Hunter walked the dock alone. On a dining porch, a lone guitarist sang mellow James Taylor tunes. Moonlight cast a radiant path on the black water. As a child, Hunter had thought if he could just set his feet on that path, he could walk straight to the horizon. Somehow, the path always seemed to dissolve beneath his feet, and he would end up with his knees in water. Remembering that now, Hunter wished the path had been real.

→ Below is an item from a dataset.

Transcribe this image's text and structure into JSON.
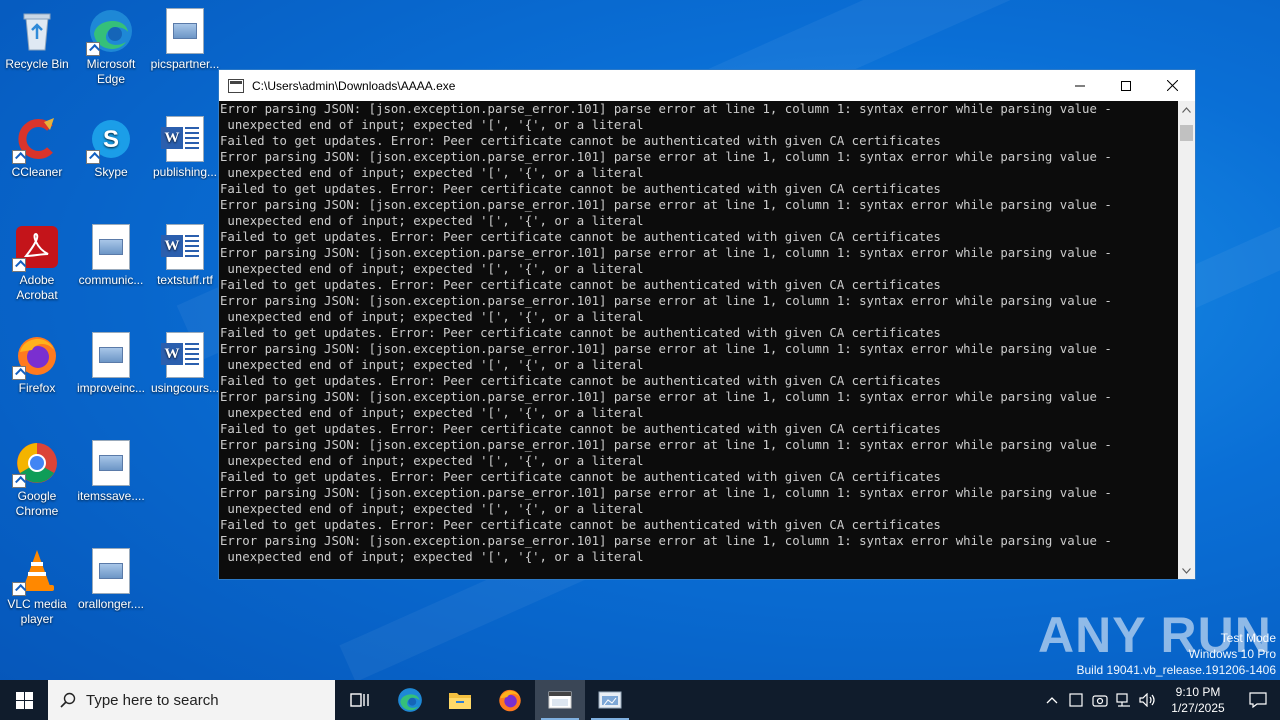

Without hesitancy, he walked down the ramp and straight to Jack Franklin’s yacht. “Miki,” he called. “Miki!”
She appeared on deck wearing an elegant sweater and long silk skirt. “Whatcha want, Hunter?” She looked a little puzzled, maybe a little pleased, to see him. Then, Jack Franklin stepped on deck, and something distant, formal, came over her features.
Hunter held his eyes on hers, would not let her look at Jack. “Hey, Babe, you look great. There’s a party down at the beach. Wanna come?”
“Well, I . . .” Her voice trailed off.
“You’re not working. Come with me. Might be some fireworks later on.”
“Get lost, Kittrell.” Jack’s voice was patronizing. “Can’t you see she doesn’t want to go with you?”
Miki didn’t look at him, and neither did Hunter. “It’s not that I don’t want to go, Hunter. But Jack and I have a party to go to; you know, sort of an obligation thing, so . . .”
“So get out of here, Kittrell.” This time, Jack’s voice was threatening, and he took a step.